San Jose, California — As the April 15 deadline for U.S. private citizens to file their 2004 income tax returns draws near, the government is reminding sellers on eBay that they may have to report any proceeds from sales on the auction site as taxable income.

This could be a surprise to some of the 135 million registered eBay users who consider trading on San Jose-based auction site to be a non-taxable hobby. Complicating matters, eBay says it doesn't report individual sales figures to the government – users are responsible to report any profits on their own tax returns.

The amount of money traveling through eBay is big business. $33.8 billion worth of merchandise was sold on the site in 2004, up from $5.2 billion in 2000.
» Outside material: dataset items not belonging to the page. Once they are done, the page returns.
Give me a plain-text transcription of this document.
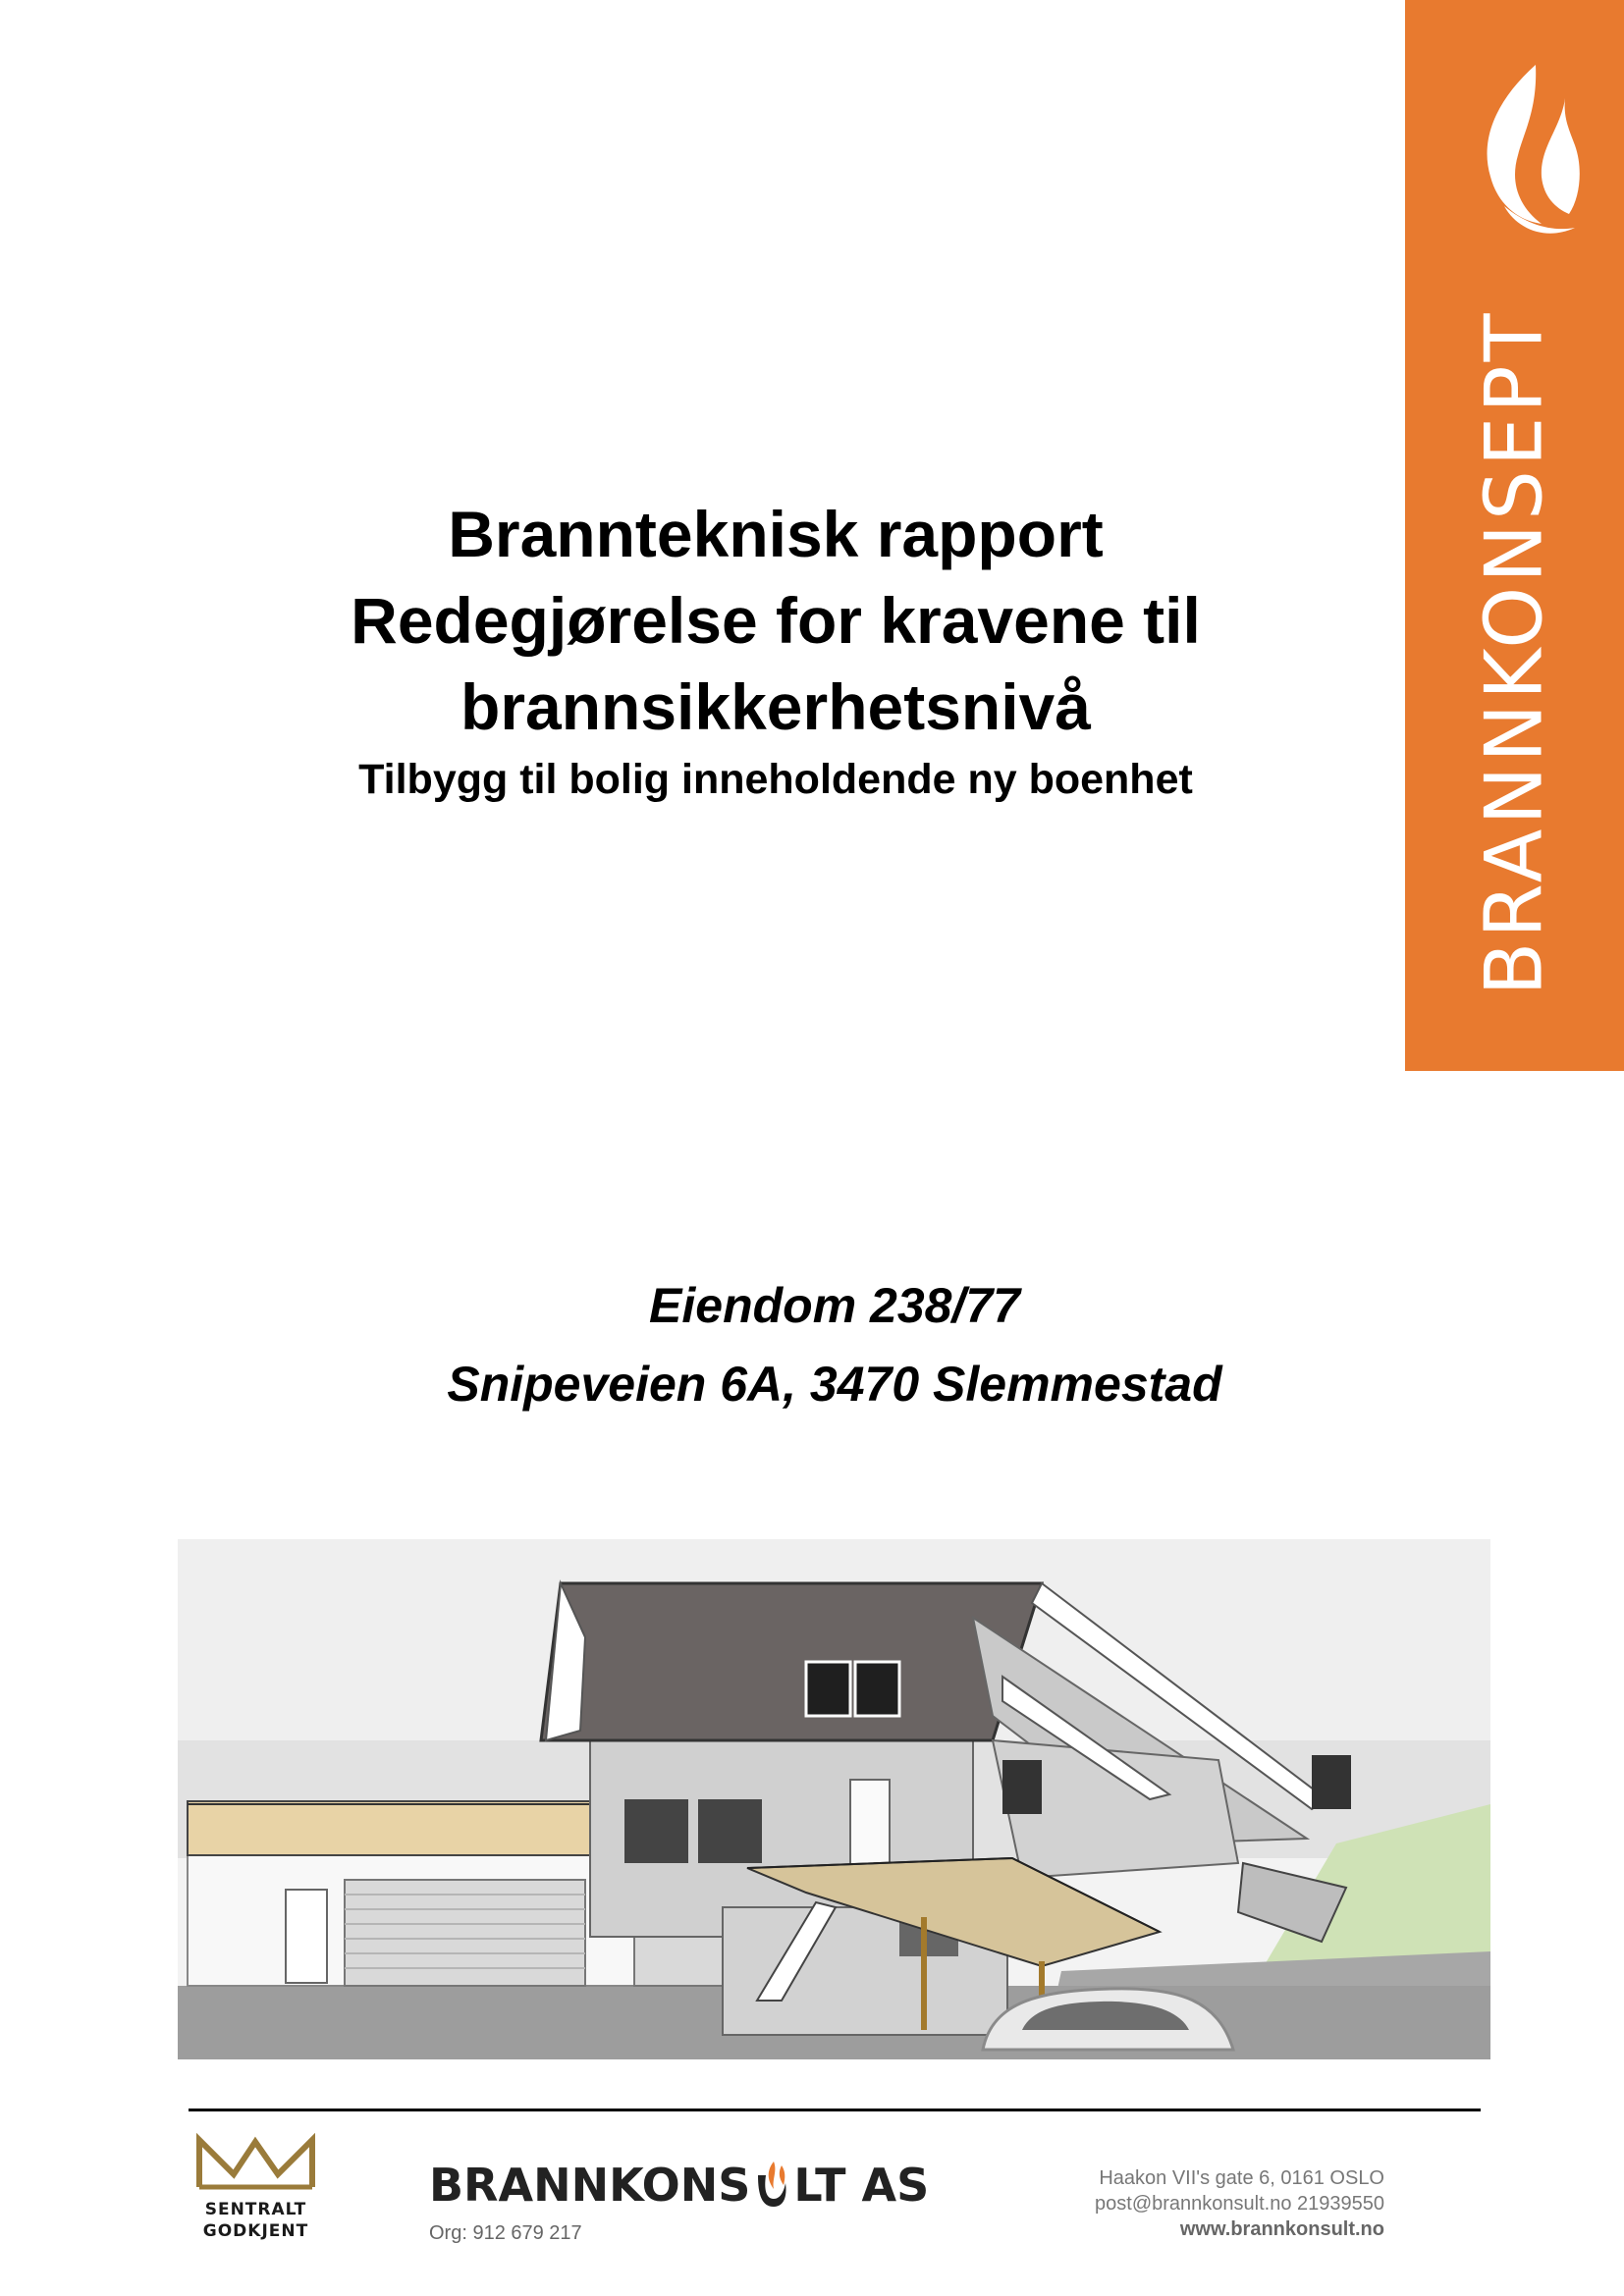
BRANNKONSEPT
Brannteknisk rapport
Redegjørelse for kravene til
brannsikkerhetsnivå
Tilbygg til bolig inneholdende ny boenhet
Eiendom 238/77
Snipeveien 6A, 3470 Slemmestad
SENTRALT
GODKJENT
BRANNKONS LT AS
Org: 912 679 217
Haakon VII's gate 6, 0161 OSLO
post@brannkonsult.no 21939550
www.brannkonsult.no
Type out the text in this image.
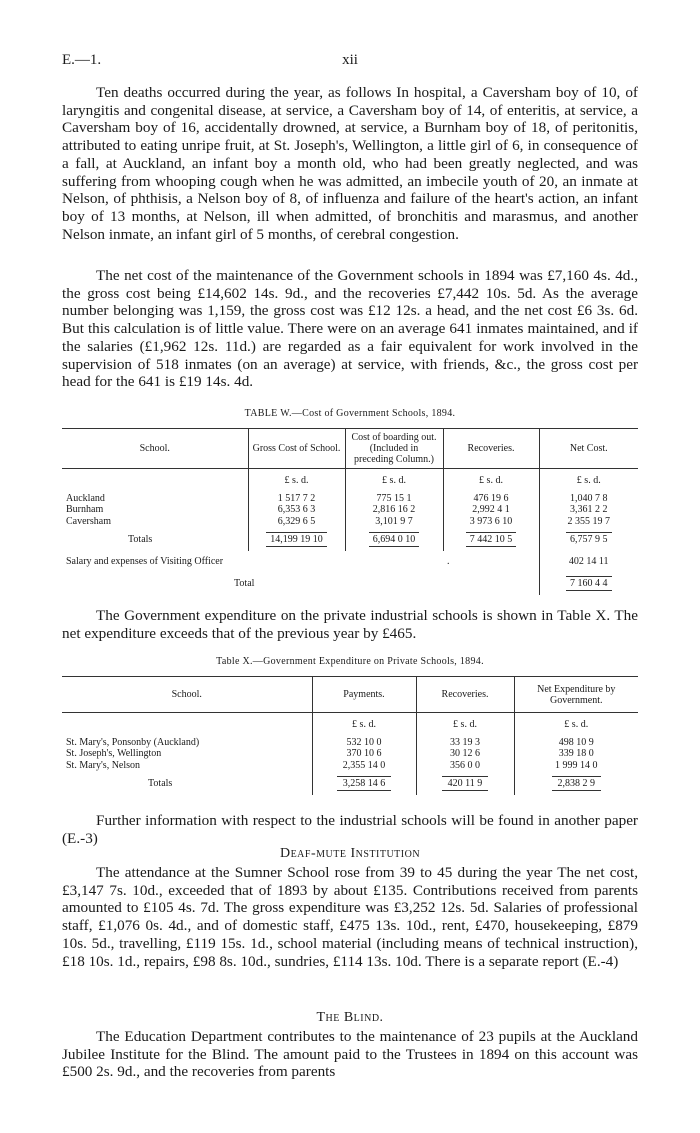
E.—1.	xii

Ten deaths occurred during the year, as follows In hospital, a Caversham boy of 10, of laryngitis and congenital disease, at service, a Caversham boy of 14, of enteritis, at service, a Caversham boy of 16, accidentally drowned, at service, a Burnham boy of 18, of peritonitis, attributed to eating unripe fruit, at St. Joseph's, Wellington, a little girl of 6, in consequence of a fall, at Auckland, an infant boy a month old, who had been greatly neglected, and was suffering from whooping cough when he was admitted, an imbecile youth of 20, an inmate at Nelson, of phthisis, a Nelson boy of 8, of influenza and failure of the heart's action, an infant boy of 13 months, at Nelson, ill when admitted, of bronchitis and marasmus, and another Nelson inmate, an infant girl of 5 months, of cerebral congestion.

The net cost of the maintenance of the Government schools in 1894 was £7,160 4s. 4d., the gross cost being £14,602 14s. 9d., and the recoveries £7,442 10s. 5d. As the average number belonging was 1,159, the gross cost was £12 12s. a head, and the net cost £6 3s. 6d. But this calculation is of little value. There were on an average 641 inmates maintained, and if the salaries (£1,962 12s. 11d.) are regarded as a fair equivalent for work involved in the supervision of 518 inmates (on an average) at service, with friends, &c., the gross cost per head for the 641 is £19 14s. 4d.

TABLE W.—Cost of Government Schools, 1894.
School.	Gross Cost of School.	Cost of boarding out. (Included in preceding Column.)	Recoveries.	Net Cost.
	£ s. d.	£ s. d.	£ s. d.	£ s. d.
Auckland	1 517 7 2	775 15 1	476 19 6	1,040 7 8
Burnham	6,353 6 3	2,816 16 2	2,992 4 1	3,361 2 2
Caversham	6,329 6 5	3,101 9 7	3 973 6 10	2 355 19 7
Totals	14,199 19 10	6,694 0 10	7 442 10 5	6,757 9 5
Salary and expenses of Visiting Officer			.	402 14 11
Total				7 160 4 4

The Government expenditure on the private industrial schools is shown in Table X. The net expenditure exceeds that of the previous year by £465.

Table X.—Government Expenditure on Private Schools, 1894.
School.	Payments.	Recoveries.	Net Expenditure by Government.
	£ s. d.	£ s. d.	£ s. d.
St. Mary's, Ponsonby (Auckland)	532 10 0	33 19 3	498 10 9
St. Joseph's, Wellington	370 10 6	30 12 6	339 18 0
St. Mary's, Nelson	2,355 14 0	356 0 0	1 999 14 0
Totals	3,258 14 6	420 11 9	2,838 2 9

Further information with respect to the industrial schools will be found in another paper (E.-3)

Deaf-mute Institution

The attendance at the Sumner School rose from 39 to 45 during the year The net cost, £3,147 7s. 10d., exceeded that of 1893 by about £135. Contributions received from parents amounted to £105 4s. 7d. The gross expenditure was £3,252 12s. 5d. Salaries of professional staff, £1,076 0s. 4d., and of domestic staff, £475 13s. 10d., rent, £470, housekeeping, £879 10s. 5d., travelling, £119 15s. 1d., school material (including means of technical instruction), £18 10s. 1d., repairs, £98 8s. 10d., sundries, £114 13s. 10d. There is a separate report (E.-4)

The Blind.

The Education Department contributes to the maintenance of 23 pupils at the Auckland Jubilee Institute for the Blind. The amount paid to the Trustees in 1894 on this account was £500 2s. 9d., and the recoveries from parents
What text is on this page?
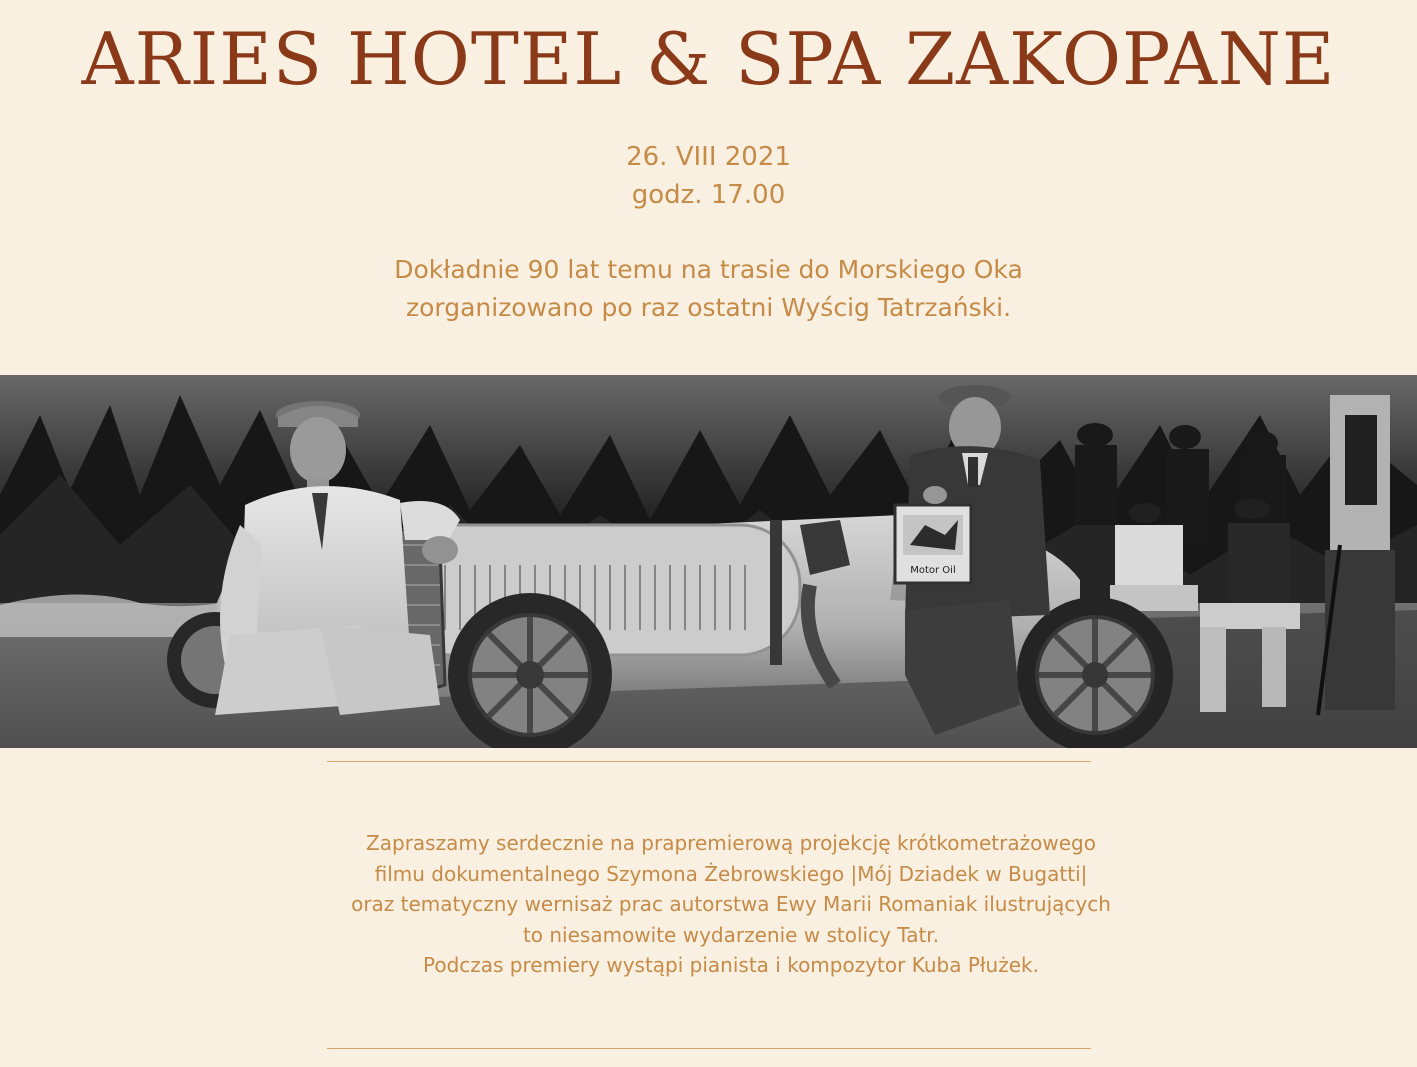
ARIES HOTEL & SPA ZAKOPANE
26. VIII 2021
godz. 17.00
Dokładnie 90 lat temu na trasie do Morskiego Oka
zorganizowano po raz ostatni Wyścig Tatrzański.
Motor Oil
Zapraszamy serdecznie na prapremierową projekcję krótkometrażowego
filmu dokumentalnego Szymona Żebrowskiego |Mój Dziadek w Bugatti|
oraz tematyczny wernisaż prac autorstwa Ewy Marii Romaniak ilustrujących
to niesamowite wydarzenie w stolicy Tatr.
Podczas premiery wystąpi pianista i kompozytor Kuba Płużek.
Although eBay pays taxes on its share of the sales (5.25 percent cut from each transaction as of Feb. 18), the IRS fears some small businesses are using the site to dodge tax responsibility. Adding to the confusion, some sellers may legally be a taxable business without realizing it.

The U.S. Internal Revenue Service has a nine-point checklist it uses to determine whether or not a money-making activity is legally a business, which means money made is taxable, or a simple hobby – where it is not taxable. The IRS can consider a person to be a legal "business" even though they never incorporated or claimed to be one.

According to Woodbury, New York-based accountant Bart Fooden in an Associated Press interview, the IRS looks for such things as evidence that the auction seller depends on the eBay sales income to pay for activities other than maintaining the hobby, acts in a businesslike manner when selling on auctions or puts enough time and effort into the eBay activities that there is an obvious intent to make a profit.

But Fooden said in the same interview casual users probably have nothing to worry about. Those cleaning out closets or the garage and selling off junk for less than the original price paid are not turning a profit, so that money is not considered income and is not taxable.